UK and US Trend: For more information on how the laws in the United Kingdom and United States are increasingly taking a more restrictive view on the permitted scope of exclusivity and noncompete clauses, read Exclusivity, Noncompetes, and No Poaching: Navigating UK and US Employment and Competition Laws and Mitigating the Risk of Enforcement Actions and Litigation from `No Poach' and Other Agreements.

Broadened Enforcement on Cartel Conduct: Traditionally, cartel enforcement is focused on collusion involving price fixing, bid rigging, or market allocation. Two key cases highlight an expanded application of collusion and cartel conduct. Both cases raise questions as to whether this enforcement precedent may be used in future enforcement actions.

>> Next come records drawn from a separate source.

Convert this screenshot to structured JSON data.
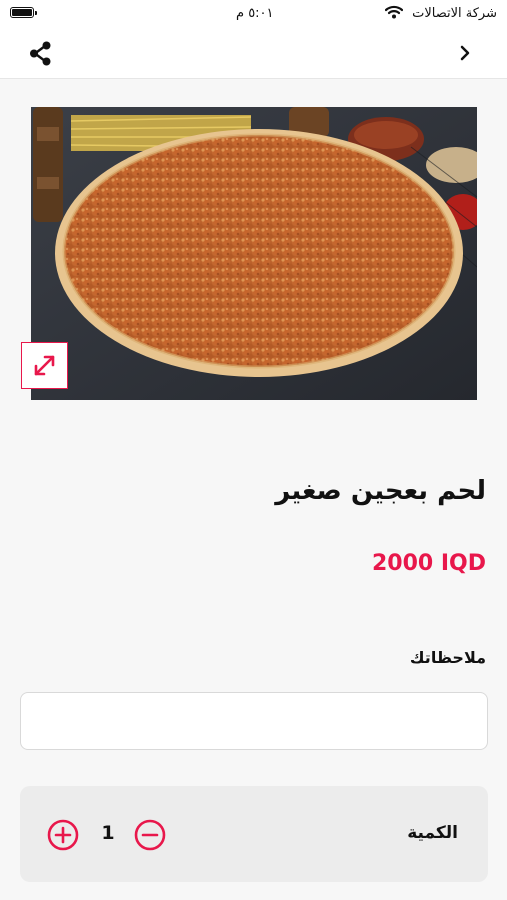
{
  "status_bar": {
    "carrier": "شركة الاتصالات",
    "time": "٥:٠١ م"
  },
  "nav": {
    "back_icon": "chevron-right-icon",
    "share_icon": "share-icon"
  },
  "product": {
    "image_icon": "expand-icon",
    "name": "لحم بعجين صغير",
    "price": "2000 IQD"
  },
  "notes": {
    "label": "ملاحظاتك",
    "value": "",
    "placeholder": ""
  },
  "quantity": {
    "label": "الكمية",
    "value": "1"
  },
  "colors": {
    "accent": "#e8174b",
    "background": "#f7f7f7",
    "card": "#ececec"
  }
}
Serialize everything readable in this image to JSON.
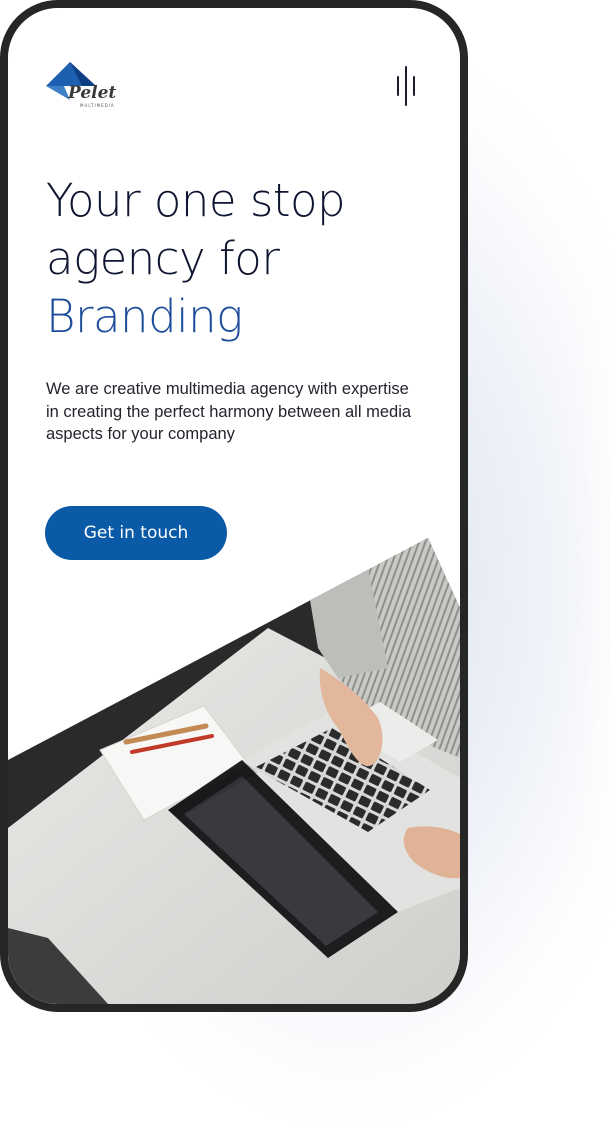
{
  "header": {
    "logo_text": "Pelet",
    "logo_subtext": "MULTIMEDIA",
    "menu_icon": "hamburger-menu-icon"
  },
  "hero": {
    "headline_line1": "Your one stop",
    "headline_line2": "agency for",
    "headline_accent": "Branding",
    "description": "We are creative multimedia agency with expertise in creating the perfect harmony between all media aspects for your company",
    "cta_label": "Get in touch",
    "image_subject": "workspace-laptop-photo"
  },
  "colors": {
    "accent": "#1d4d9a",
    "button": "#0a5aa7",
    "heading": "#0f1530",
    "phone_frame": "#262626"
  }
}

First, on July 8, the European Commission imposed an 875 million euros ($983.5 million) fine on five automobile manufacturers for colluding "to restrict competition in the area of emission cleaning technology for diesel cars." The commission noted that "this is the first cartel prohibition decision based solely on a restriction of technical development and not on price fixing, market sharing or customer allocation." The commission concluded that competition was reduced based on the "agreement on AdBlue tank sizes and ranges and a common understanding on the average estimated AdBlueconsumption." The automobile manufacturers "also exchanged commercially sensitive information on these elements. They thereby removed the uncertainty about their future market conduct concerning NOx-emissions cleaning beyond and above the legal requirements (so called `over-fulfilment') and AdBlue-refill ranges."